"Jika pada suatu hari nanti Anda mendengar berita bahwa saya telah syahid, janganlah saudara merasa sedih dan patah semangat. Sebab saya selalu bermunajat kepada Allah SWT agar mensyahidkan saya apabila kemerdekaan Aceh telah sangat dekat. Saya tak ingin memperoleh kedudukan apa pun apabila negeri ini (Aceh) merdeka".
Itulah wasiat terakhir Panglima Gerakan Aceh Merdeka Abdullah Syafei yang tewas dalam kontak senjata di kawasan perbukitan Jimjiem, Kecamatan Bandarbaru, Kabupaten Pidie, Selasa (22/01). Wasiat yang dibuat sebulan silam, seolah firasat Syafei bahwa kematiannya memang telah dekat. Namun, jauh sebelum Tengku Lah --begitu ia biasa disapa-- tewas, ia telah menulis pesan agar kematiannya tidak ditangisi, apalagi diratapi. Sebab, perjuangan kemerdekaan negeri Aceh Sumatra belum tuntas dan kematian dirinya adalah syahid.
Tengku Lah adalah pemimpin sayap militer GAM yang sangat berpengaruh. Lebih dari 20 tahun ia memimpin gerilya GAM dari kawasan Bireun, yang dikenal sebagai markas GAM. Tengku Lah dikenal sebagai pribadi yang tegas dan sopan. Ia juga dikenal sangat santun dan bersahaja. Di mata aktivis GAM, Syafei adalah sosok yang humanis dan antikekerasan. Itulah sebabnya, berulang kali Syafie menegaskan bahwa perjuangan bersenjata tak lebih dari upaya mempertahankan diri dari serangan Tentara Nasional Indonesia.
Tengku Lah memang tak pernah dibesarkan dalam dunia kekerasan. Ia juga tak pernah mendapat pendidikan tempur di Libya, seperti yang diperoleh Muzakir Manaf, sosok yang diusung GAM menggantikan Syafei. Tengku Lah hanya seorang berkepribadian sederhana yang dilahirkan di Desa Matanggeulumpang Dua, 45 kilometer sebelah barat Lhokseumawe, Aceh Utara. Pendidikan terakhirnya hanya di Madrasah Aliyah Negeri Peusangan. Itu pun hanya sampai kelas tiga. Setelah itu, ia belajar ilmu agama di sejumlah pesantren.

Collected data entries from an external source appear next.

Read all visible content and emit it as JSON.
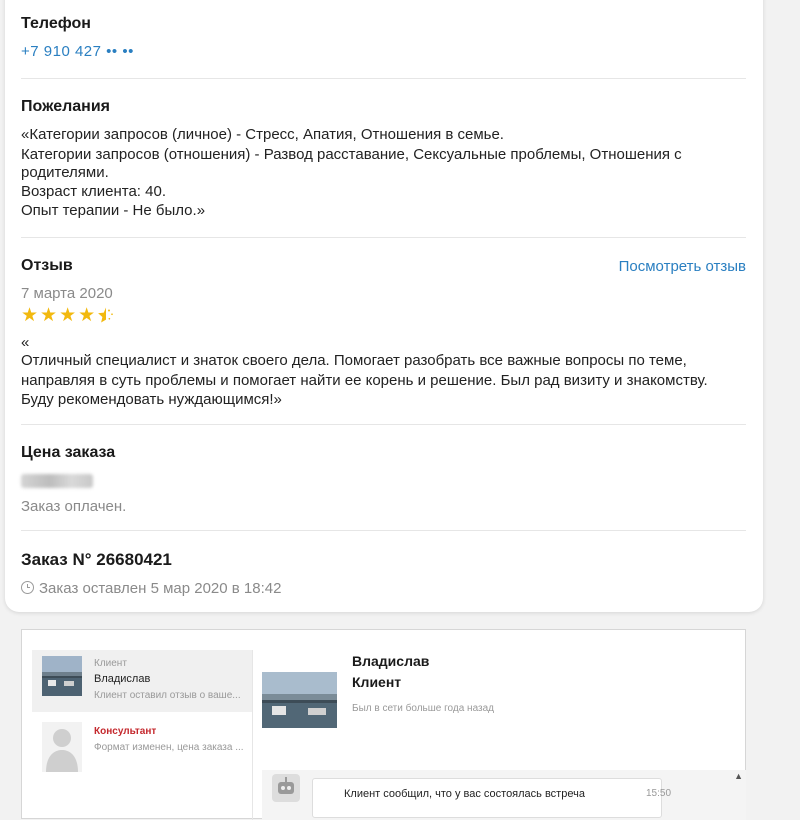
{
  "phone": {
    "heading": "Телефон",
    "value": "+7 910 427 •• ••"
  },
  "wishes": {
    "heading": "Пожелания",
    "lines": [
      "«Категории запросов (личное) - Стресс, Апатия, Отношения в семье.",
      "Категории запросов (отношения) - Развод расставание, Сексуальные проблемы, Отношения с",
      "родителями.",
      "Возраст клиента: 40.",
      "Опыт терапии - Не было.»"
    ]
  },
  "review": {
    "heading": "Отзыв",
    "view_link": "Посмотреть отзыв",
    "date": "7 марта 2020",
    "rating": 4.5,
    "star_color": "#f2b90f",
    "open_quote": "«",
    "lines": [
      "Отличный специалист и знаток своего дела. Помогает разобрать все важные вопросы по теме,",
      "направляя в суть проблемы и помогает найти ее корень и решение. Был рад визиту и знакомству.",
      "Буду рекомендовать нуждающимся!»"
    ]
  },
  "price": {
    "heading": "Цена заказа",
    "status": "Заказ оплачен."
  },
  "order": {
    "heading": "Заказ N° 26680421",
    "created": "Заказ оставлен 5 мар 2020 в 18:42"
  },
  "chat": {
    "items": [
      {
        "role": "Клиент",
        "name": "Владислав",
        "preview": "Клиент оставил отзыв о ваше..."
      },
      {
        "role": "Консультант",
        "name": "",
        "preview": "Формат изменен, цена заказа ..."
      }
    ],
    "profile": {
      "name": "Владислав",
      "role": "Клиент",
      "status": "Был в сети больше года назад"
    },
    "message": {
      "text": "Клиент сообщил, что у вас состоялась встреча",
      "time": "15:50"
    }
  },
  "colors": {
    "link": "#2a7fc1",
    "accent_red": "#c4282d"
  }
}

Uniknya, masa muda Syafei ternyata lebih banyak dihabiskan dalam dunia teater bersama grup Jeumpa. Ia kerap berperan sebagai wanita dalam setiap pementasan. Itulah sebabnya, sejak muda rambut Syafei selalu tergerai. Perkenalan Tengku Lah dengan dunia militer terjadi pada awal 1980-an. Ia bergabung bergabung dengan GAM kelompok Hasan Tiro. Meski begitu, keramahan dan kesantunan Syafei tak pudar. Ia terus menjalin komunikasi rakyat Aceh, yang memang sangat dekat dengan dirinya.
Sikap ramah, santun, dan hangat ini diperlihatkan ketika Syafei dengan begitu akrab bertemu dengan sejumlah komponen masyarakat dan wartawan. Sekretaris Kabinet di era Presiden Abdurrahman Wahid, Bondan Gunawan, dan artis Cut Keke adalah dua di antara tokoh yang pernah Syafei temui. Bahkan, ketika TNI mengklaim telah menembaknya hingga sekarat, Maret 2000, Syafei dengan santai malah mengundang reporter SCTV Jufri Alkatiri dan Yahdi Jamhur untuk sebuah wawancara di tengah Hutan Pasee. Dalam kesempatan itu, Tengku Lah juga mengundang wartawan Kompas Maruli Tobing untuk melihat kondisi terakhir Syafei yang saat itu ternyata dalam kondisi sehat walafiat.
Setiap gerak Syafei memang layak "disantap" pers. Ia dianggap tokoh penting untuk menyelesaikan konflik Aceh yang telah berlarut-larut dan berdarah-darah. Namun, sebelum Serambi Mekah aman dan kemerdekaan Aceh masih menjadi mimpi bagi sebagian anggota GAM, Tengku Lah keburu tewas. Ia meninggal begitu dramatis; bersama Fatimah, istrinya yang tengah mengandung enam bulan, dalam keyakinan menjadi syahid.